Karloff and Peter did get to work together as a sort of reverse Jonathan-Dr. Eisenstein in the 1943 "Arsenic" knock-off movie "The Boogie Man Will Get You" (which does have its own discreet charms) and they eventually played Jonathan and Einstein together in a 1955 television version of "Arsenic," though by then they were both really too old for their roles. Still at the height of their creative powers at the time the original "Arsenic" was filmed, the game Anglo-Indian trouper and the wild Germanic-Jewish improvisationalist should have come up with something very special together, given the strength of the material and Capra behind the camera. Perhaps the great star duo of the Warners war years wouldn't have been Lorre and Greenstreet, but Lorre and Karloff.

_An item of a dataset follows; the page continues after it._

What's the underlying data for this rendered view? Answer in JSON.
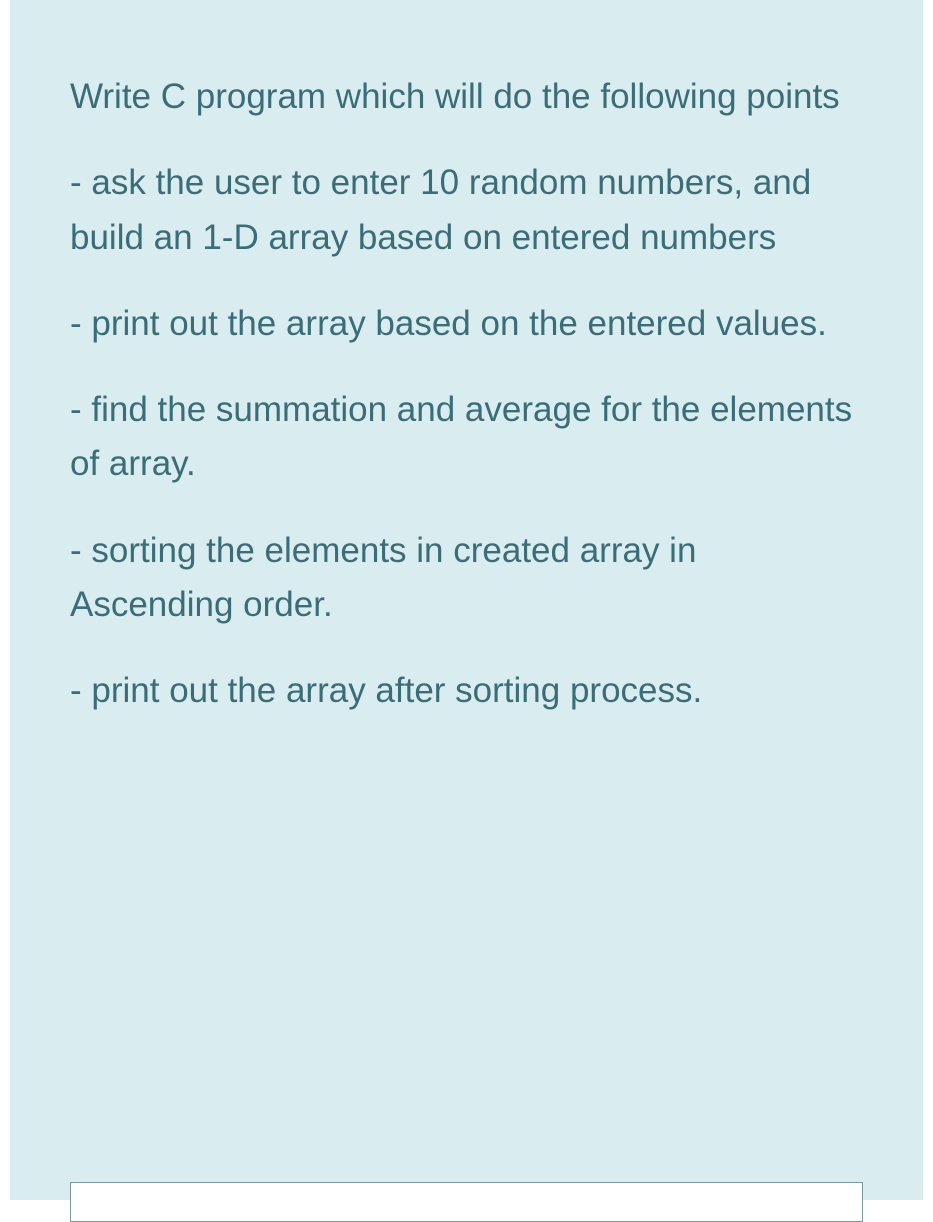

Watch Peter in "Arsenic" and you'll see something of his legendary performance in "M," that febrile, self-revealing empathy with the doomed. Peter's Einstein is very funny, but look closely and you'll see something disturbing. This man's in pain. Einstein is an alcoholic, and Peter sadly understood what drives a man to self-medicate into an incurable addiction. His Einstein is eager to get into Mortimer's aunts' wine carafe not because he's depraved; he's just half-dead with terror. Life as Jonathan's gun moll has given him a terminal case of Stockholm syndrome. Notice his tremulous, coaxing voice, his desperate smiles, the way he strokes Johnny's arm to calm his murderous rage. Like Hans Beckert, the man-child killer in "M," or ever more so Peter's own creation Karl Rothe, the healer turned murderer in "Der Verlorene," he's not a true criminal but one of the Lost Ones, hostage to a violence he can hardly comprehend, as mortified as we are by the vicious scenarios he must enact.